I am a hopeless romantic and I am not ashamed to admit it. Why should I? For me, romance is the most beautiful, happy, exciting, essential part of a relationship. It doesn’t matter if you are in a new relationship or one that is decades old, it is extremely important to keep the romance flame alive because is that flame that keeps the interest going and the libido in check.
I’m assuming you get involved with someone because you want to feel loved, be happy, feel that you matter and are appreciated. Right? Guess what? Your pattern is in it for the same reason. But how do you go about demonstrating all that without romance? Nobody is asking you to take your partner to some rosy hill running down holding hands singing some BS tune on a glorious day, no, just the bare minimum within your reach.
Some people don’t have it in them, I get it but it’s not an excuse to get out of it without making effort either. I think it’s selfish and shows a lack of care. Nowadays we are lucky to have free scholarships on Google and Youtube, you can go there and learn anything you want, anything, therefore, not doing anything romantic for your partner is unforgivable. So while you’re here take my tips and you’ll be just fine.
These are my Top 10 most romantic ideas:
PicNic – If you’re not a picnic in the park kind of person, then your alternative is a cosy dinner on a rooftop somewhere. For the very lazy, just dinner in their favourite restaurant will do. And the key here is the word “Restaurant” NOT a frogging fast food joint near you.
Present – You don’t need to wait for a special occasion to be nice and generous. I’m not talking about taking her on a shopping spree on Oxford Street, Westfield will suffice. And the beauty is that you don’t even need to plan it, be spontaneous and just do it while you’re out and about.

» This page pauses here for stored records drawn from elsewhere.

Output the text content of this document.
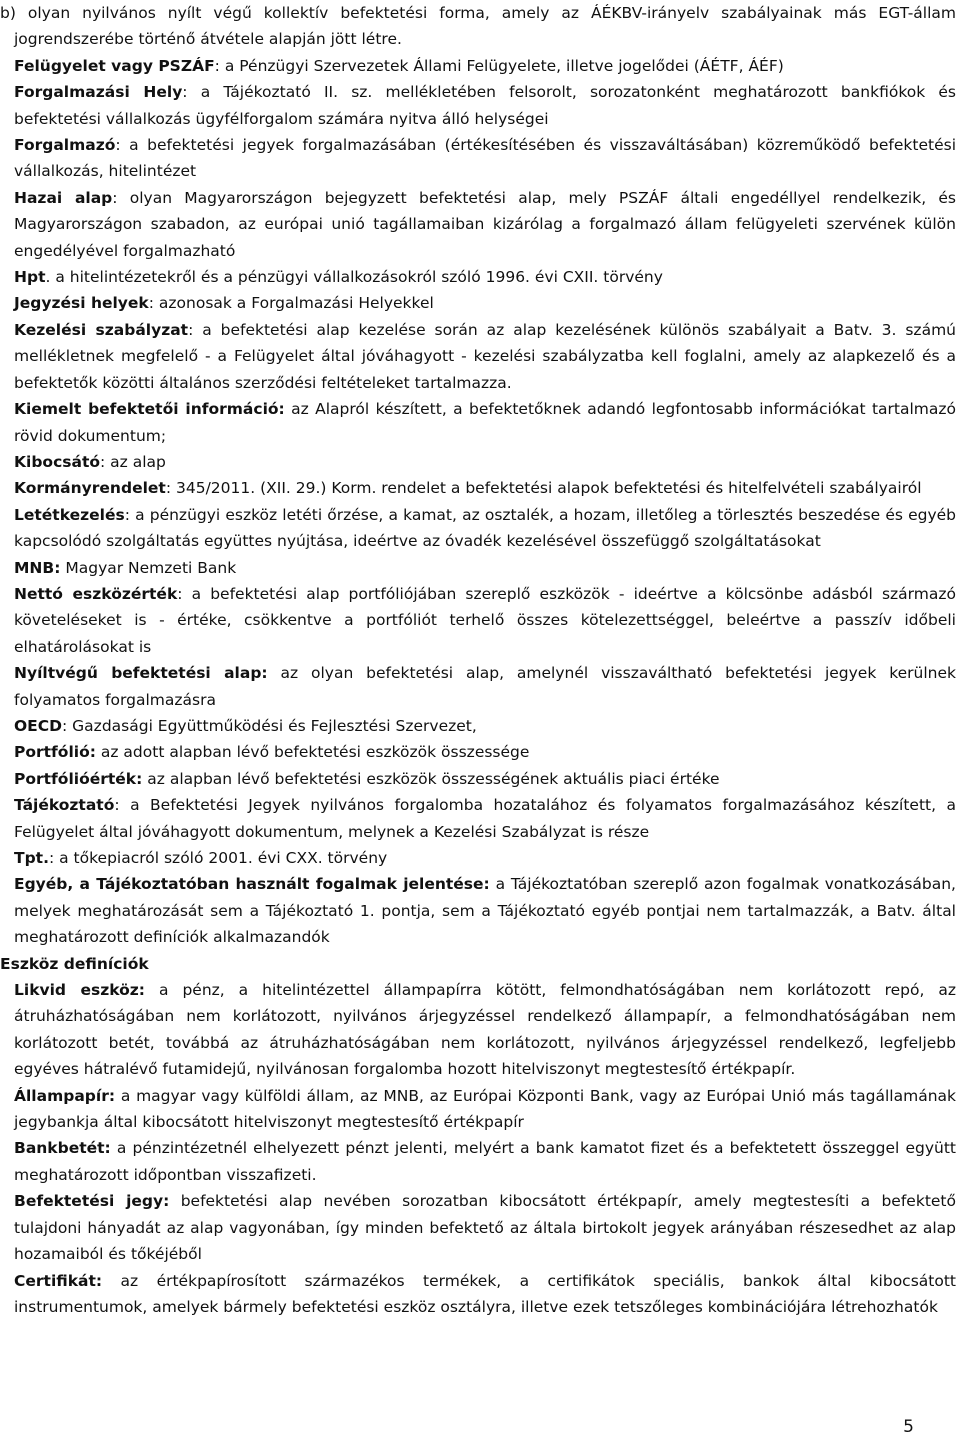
b) olyan nyilvános nyílt végű kollektív befektetési forma, amely az ÁÉKBV-irányelv szabályainak más EGT-állam jogrendszerébe történő átvétele alapján jött létre.

Felügyelet vagy PSZÁF: a Pénzügyi Szervezetek Állami Felügyelete, illetve jogelődei (ÁÉTF, ÁÉF)

Forgalmazási Hely: a Tájékoztató II. sz. mellékletében felsorolt, sorozatonként meghatározott bankfiókok és befektetési vállalkozás ügyfélforgalom számára nyitva álló helységei

Forgalmazó: a befektetési jegyek forgalmazásában (értékesítésében és visszaváltásában) közreműködő befektetési vállalkozás, hitelintézet

Hazai alap: olyan Magyarországon bejegyzett befektetési alap, mely PSZÁF általi engedéllyel rendelkezik, és Magyarországon szabadon, az európai unió tagállamaiban kizárólag a forgalmazó állam felügyeleti szervének külön engedélyével forgalmazható

Hpt. a hitelintézetekről és a pénzügyi vállalkozásokról szóló 1996. évi CXII. törvény

Jegyzési helyek: azonosak a Forgalmazási Helyekkel

Kezelési szabályzat: a befektetési alap kezelése során az alap kezelésének különös szabályait a Batv. 3. számú mellékletnek megfelelő - a Felügyelet által jóváhagyott - kezelési szabályzatba kell foglalni, amely az alapkezelő és a befektetők közötti általános szerződési feltételeket tartalmazza.

Kiemelt befektetői információ: az Alapról készített, a befektetőknek adandó legfontosabb információkat tartalmazó rövid dokumentum;

Kibocsátó: az alap

Kormányrendelet: 345/2011. (XII. 29.) Korm. rendelet a befektetési alapok befektetési és hitelfelvételi szabályairól

Letétkezelés: a pénzügyi eszköz letéti őrzése, a kamat, az osztalék, a hozam, illetőleg a törlesztés beszedése és egyéb kapcsolódó szolgáltatás együttes nyújtása, ideértve az óvadék kezelésével összefüggő szolgáltatásokat

MNB: Magyar Nemzeti Bank

Nettó eszközérték: a befektetési alap portfóliójában szereplő eszközök - ideértve a kölcsönbe adásból származó követeléseket is - értéke, csökkentve a portfóliót terhelő összes kötelezettséggel, beleértve a passzív időbeli elhatárolásokat is

Nyíltvégű befektetési alap: az olyan befektetési alap, amelynél visszaváltható befektetési jegyek kerülnek folyamatos forgalmazásra

OECD: Gazdasági Együttműködési és Fejlesztési Szervezet,

Portfólió: az adott alapban lévő befektetési eszközök összessége

Portfólióérték: az alapban lévő befektetési eszközök összességének aktuális piaci értéke

Tájékoztató: a Befektetési Jegyek nyilvános forgalomba hozatalához és folyamatos forgalmazásához készített, a Felügyelet által jóváhagyott dokumentum, melynek a Kezelési Szabályzat is része

Tpt.: a tőkepiacról szóló 2001. évi CXX. törvény

Egyéb, a Tájékoztatóban használt fogalmak jelentése: a Tájékoztatóban szereplő azon fogalmak vonatkozásában, melyek meghatározását sem a Tájékoztató 1. pontja, sem a Tájékoztató egyéb pontjai nem tartalmazzák, a Batv. által meghatározott definíciók alkalmazandók

Eszköz definíciók

Likvid eszköz: a pénz, a hitelintézettel állampapírra kötött, felmondhatóságában nem korlátozott repó, az átruházhatóságában nem korlátozott, nyilvános árjegyzéssel rendelkező állampapír, a felmondhatóságában nem korlátozott betét, továbbá az átruházhatóságában nem korlátozott, nyilvános árjegyzéssel rendelkező, legfeljebb egyéves hátralévő futamidejű, nyilvánosan forgalomba hozott hitelviszonyt megtestesítő értékpapír.

Állampapír: a magyar vagy külföldi állam, az MNB, az Európai Központi Bank, vagy az Európai Unió más tagállamának jegybankja által kibocsátott hitelviszonyt megtestesítő értékpapír

Bankbetét: a pénzintézetnél elhelyezett pénzt jelenti, melyért a bank kamatot fizet és a befektetett összeggel együtt meghatározott időpontban visszafizeti.

Befektetési jegy: befektetési alap nevében sorozatban kibocsátott értékpapír, amely megtestesíti a befektető tulajdoni hányadát az alap vagyonában, így minden befektető az általa birtokolt jegyek arányában részesedhet az alap hozamaiból és tőkéjéből

Certifikát: az értékpapírosított származékos termékek, a certifikátok speciális, bankok által kibocsátott instrumentumok, amelyek bármely befektetési eszköz osztályra, illetve ezek tetszőleges kombinációjára létrehozhatók

5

Surprise – Everyone loves a good surprise because is romantic and it gives you that feeling of excitement, be it a bouquet, jewellery, a single rose, that item they talk so much about, etc… etc… Receiving something that you like unexpectedly is always a joy.

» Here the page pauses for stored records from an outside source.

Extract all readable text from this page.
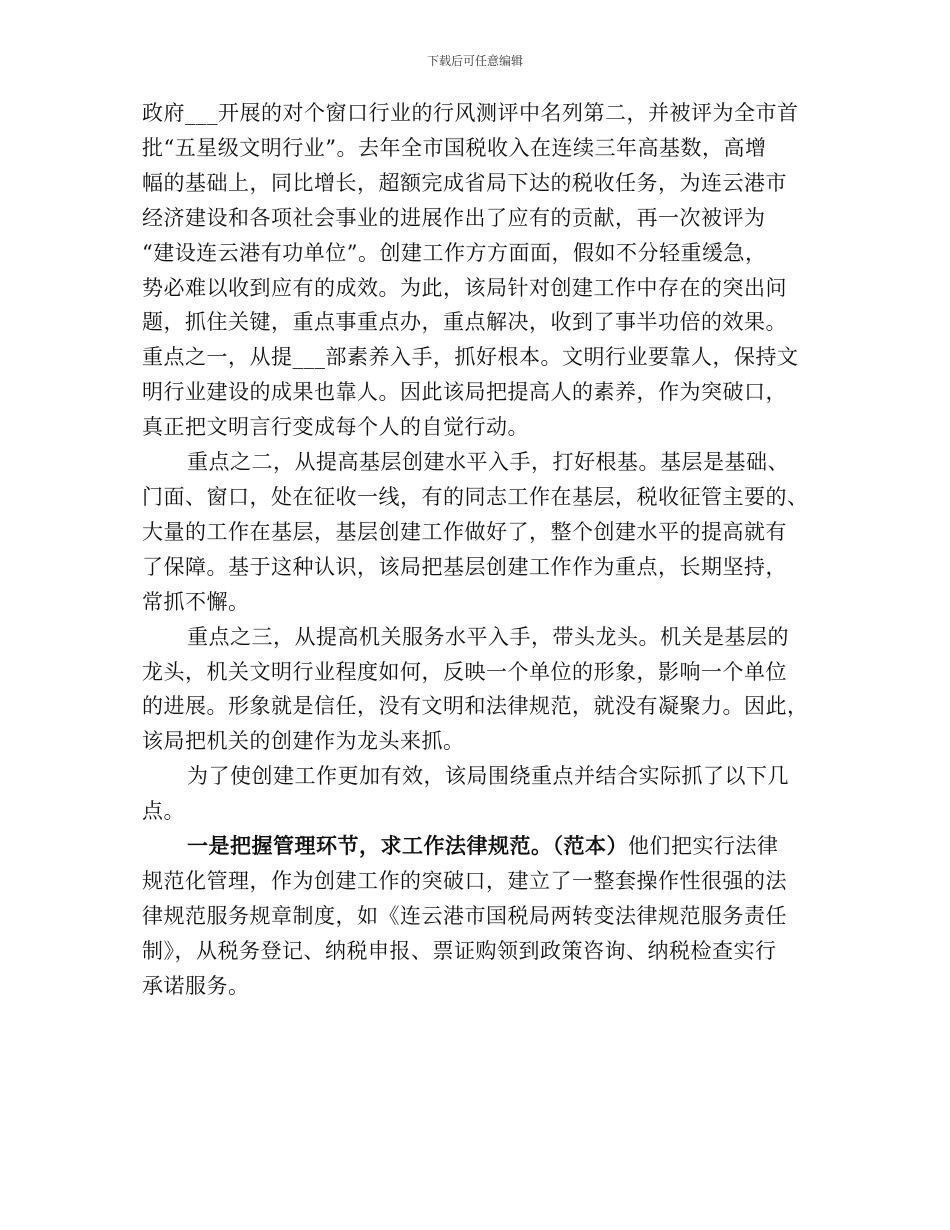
下载后可任意编辑

政府___开展的对个窗口行业的行风测评中名列第二，并被评为全市首
批“五星级文明行业”。去年全市国税收入在连续三年高基数，高增
幅的基础上，同比增长，超额完成省局下达的税收任务，为连云港市
经济建设和各项社会事业的进展作出了应有的贡献，再一次被评为
“建设连云港有功单位”。创建工作方方面面，假如不分轻重缓急，
势必难以收到应有的成效。为此，该局针对创建工作中存在的突出问
题，抓住关键，重点事重点办，重点解决，收到了事半功倍的效果。
重点之一，从提___部素养入手，抓好根本。文明行业要靠人，保持文
明行业建设的成果也靠人。因此该局把提高人的素养，作为突破口，
真正把文明言行变成每个人的自觉行动。

重点之二，从提高基层创建水平入手，打好根基。基层是基础、
门面、窗口，处在征收一线，有的同志工作在基层，税收征管主要的、
大量的工作在基层，基层创建工作做好了，整个创建水平的提高就有
了保障。基于这种认识，该局把基层创建工作作为重点，长期坚持，
常抓不懈。

重点之三，从提高机关服务水平入手，带头龙头。机关是基层的
龙头，机关文明行业程度如何，反映一个单位的形象，影响一个单位
的进展。形象就是信任，没有文明和法律规范，就没有凝聚力。因此，
该局把机关的创建作为龙头来抓。

为了使创建工作更加有效，该局围绕重点并结合实际抓了以下几
点。

一是把握管理环节，求工作法律规范。（范本）他们把实行法律
规范化管理，作为创建工作的突破口，建立了一整套操作性很强的法
律规范服务规章制度，如《连云港市国税局两转变法律规范服务责任
制》，从税务登记、纳税申报、票证购领到政策咨询、纳税检查实行
承诺服务。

Dancing – Nowadays the streets are full of amazing artists singing their hearts out for survival, when you’re passing one, stop, be generous with your donation and then turn to your partner and ask her to dance with you. Yes, on the streets and in the middle of the crowd, why not? But again, there’s always an alternative. When you’re having a cosy evening, put some music on and ask her to dance in the privacy of your own space. No crowd, no excuses.
Bath – Relaxing bath is always appreciated. Prepare a nice scented bath with candles around for your partner and allow them time to enjoy it. You can go the extra mile and toss some rose petals into the water but as long as it’s scented and candles around, it will be good enough.
Hang out – Most of the time couples just coddle up on the sofa, which is normal but can be boring. Sometimes it’s a great idea to have a living room picnic. Simply push your tea table aside, blanket on the floor, the tray of grapes and strawberries, glass of your favourite wine and voile la! Especially if it is during winter and you have a fireplace.
Travel dinner – Hold on, I am not asking you to Jet anyone to Paris for dinner at Savoy. But if you can afford it, why not? There are so many River Cruise companies in London, that we are spoiled for choice. Some are better than the others but you can always find one that serves dinner and bubble during the sightseeing. Take your partner to see London at night while having dinner and champagne, it’s simply magical. Or whatever is great where you are, you got the idea.
Cinema – This is one of my top favourites. Take your partner to see a movie. It doesn’t have to be a romantic movie, as long as it’s one you both will enjoy. We all love slouching on the couch watching Netflix but for frog’s sake, it’s good to make effort sometimes. The magic of big-screen will always be there even when the movies are total rubbish, the time spent there together and munching popcorn is worth it.
Letter – Writing a letter to your partner is an old-school thing I know, but that’s exactly what makes it so romantic. It’s personal, it’s well thought of and caring. Not on email, post it!
Dedicate a song – There are millions of lyrics that feel like someone is singing about your situation because there are always those whom you identify with. Pick one that is close to a message you want to send to your partner and dedicate it to them. For me, passing messages through songs is one of the most romantic gestures ever.
The list is endless…
Romance is about appreciation, intimacy, closeness and commitment, it brings excitement, anticipation and the feeling of being in love. And it improves the sexual drive. It is the desire to be close to someone who makes you feel good about yourself that is what got you in the relationship in the first place, so why not make the most of it? Make effort at least once a month and you’ll be covered for the year. Well… just repeat a couple of them, or ask me for more tips and I’ll be more than happy to provide them.
So if any mother frogger ever said to you “I am not a romantic type”, darling, the translation is loud and clear – “I just can’t give a frog”. One may not be but it’s learnable! So be kind and re-direct them to this article so they can take note of the basic ideas.